Officials: Safety tool might have prevented New Jersey train crash

Damage is seen on a section of the roof of the Hoboken station as seen from Jersey City, N.J., Thursday, Sept. 29, 2016. A crowded commuter train plowed into the bustling  station during the morning rush hour Thursday, injuring more than 100 in a tangle of broken concrete, twisted metal and dangling cables, authorities said. (AP Photo/Seth Wenig)
Damage is seen on a section of the roof of the Hoboken station as seen from Jersey City, N.J., Thursday, Sept. 29, 2016. A crowded commuter train plowed into the bustling station during the morning rush hour Thursday, injuring more than 100 in a tangle of broken concrete, twisted metal and dangling cables, authorities said. (AP Photo/Seth Wenig)

HOBOKEN, N.J. (WTNH) — Officials say a safety tool that congress asked for eight years ago might have prevented that train wreck, according to a report in the Washington Post.

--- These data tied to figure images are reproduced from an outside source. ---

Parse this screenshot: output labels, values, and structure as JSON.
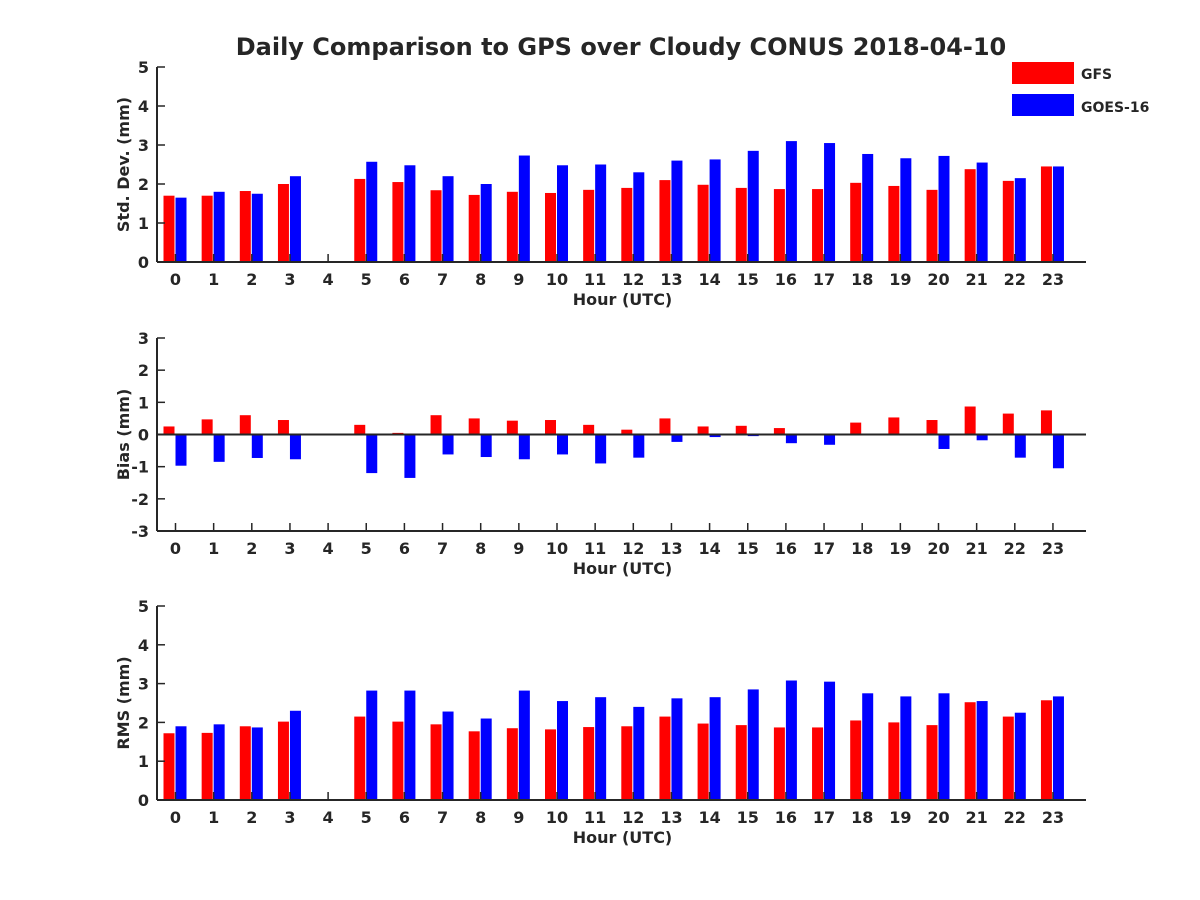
{
  "title": "Daily Comparison to GPS over Cloudy CONUS 2018-04-10",
  "colors": {
    "GFS": "#ff0000",
    "GOES-16": "#0000ff",
    "axis": "#262626"
  },
  "legend": {
    "position": "top-right",
    "entries": [
      "GFS",
      "GOES-16"
    ]
  },
  "chart_data": [
    {
      "type": "bar",
      "xlabel": "Hour (UTC)",
      "ylabel": "Std. Dev. (mm)",
      "ylim": [
        0,
        5
      ],
      "yticks": [
        0,
        1,
        2,
        3,
        4,
        5
      ],
      "grid": false,
      "categories": [
        "0",
        "1",
        "2",
        "3",
        "4",
        "5",
        "6",
        "7",
        "8",
        "9",
        "10",
        "11",
        "12",
        "13",
        "14",
        "15",
        "16",
        "17",
        "18",
        "19",
        "20",
        "21",
        "22",
        "23"
      ],
      "series": [
        {
          "name": "GFS",
          "values": [
            1.7,
            1.7,
            1.82,
            2.0,
            null,
            2.13,
            2.05,
            1.84,
            1.72,
            1.8,
            1.77,
            1.85,
            1.9,
            2.1,
            1.98,
            1.9,
            1.87,
            1.87,
            2.03,
            1.95,
            1.85,
            2.38,
            2.08,
            2.45
          ]
        },
        {
          "name": "GOES-16",
          "values": [
            1.65,
            1.8,
            1.75,
            2.2,
            null,
            2.57,
            2.48,
            2.2,
            2.0,
            2.73,
            2.48,
            2.5,
            2.3,
            2.6,
            2.63,
            2.85,
            3.1,
            3.05,
            2.77,
            2.66,
            2.72,
            2.55,
            2.15,
            2.45
          ]
        }
      ]
    },
    {
      "type": "bar",
      "xlabel": "Hour (UTC)",
      "ylabel": "Bias (mm)",
      "ylim": [
        -3,
        3
      ],
      "yticks": [
        -3,
        -2,
        -1,
        0,
        1,
        2,
        3
      ],
      "grid": false,
      "categories": [
        "0",
        "1",
        "2",
        "3",
        "4",
        "5",
        "6",
        "7",
        "8",
        "9",
        "10",
        "11",
        "12",
        "13",
        "14",
        "15",
        "16",
        "17",
        "18",
        "19",
        "20",
        "21",
        "22",
        "23"
      ],
      "series": [
        {
          "name": "GFS",
          "values": [
            0.25,
            0.47,
            0.6,
            0.45,
            null,
            0.3,
            0.05,
            0.6,
            0.5,
            0.43,
            0.45,
            0.3,
            0.15,
            0.5,
            0.25,
            0.27,
            0.2,
            0.0,
            0.37,
            0.53,
            0.45,
            0.87,
            0.65,
            0.75
          ]
        },
        {
          "name": "GOES-16",
          "values": [
            -0.97,
            -0.85,
            -0.73,
            -0.77,
            null,
            -1.2,
            -1.35,
            -0.62,
            -0.7,
            -0.77,
            -0.62,
            -0.9,
            -0.72,
            -0.23,
            -0.08,
            -0.05,
            -0.27,
            -0.32,
            -0.03,
            0.0,
            -0.45,
            -0.18,
            -0.72,
            -1.05
          ]
        }
      ]
    },
    {
      "type": "bar",
      "xlabel": "Hour (UTC)",
      "ylabel": "RMS (mm)",
      "ylim": [
        0,
        5
      ],
      "yticks": [
        0,
        1,
        2,
        3,
        4,
        5
      ],
      "grid": false,
      "categories": [
        "0",
        "1",
        "2",
        "3",
        "4",
        "5",
        "6",
        "7",
        "8",
        "9",
        "10",
        "11",
        "12",
        "13",
        "14",
        "15",
        "16",
        "17",
        "18",
        "19",
        "20",
        "21",
        "22",
        "23"
      ],
      "series": [
        {
          "name": "GFS",
          "values": [
            1.72,
            1.73,
            1.9,
            2.02,
            null,
            2.15,
            2.02,
            1.95,
            1.77,
            1.85,
            1.82,
            1.88,
            1.9,
            2.15,
            1.97,
            1.93,
            1.87,
            1.87,
            2.05,
            2.0,
            1.93,
            2.52,
            2.15,
            2.57
          ]
        },
        {
          "name": "GOES-16",
          "values": [
            1.9,
            1.95,
            1.87,
            2.3,
            null,
            2.82,
            2.82,
            2.28,
            2.1,
            2.82,
            2.55,
            2.65,
            2.4,
            2.62,
            2.65,
            2.85,
            3.08,
            3.05,
            2.75,
            2.67,
            2.75,
            2.55,
            2.25,
            2.67
          ]
        }
      ]
    }
  ]
}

Transportation officials say if “New Jersey transit” had installed “positive train control” then the train would have automatically slowed down to a safe speed before it entered the station.

According to the latest data from the Federal Railroad Administration, New Jersey transit has not installed the system in any of its 440 engines or put in place 124 rail-side towers that would communicate with the trains.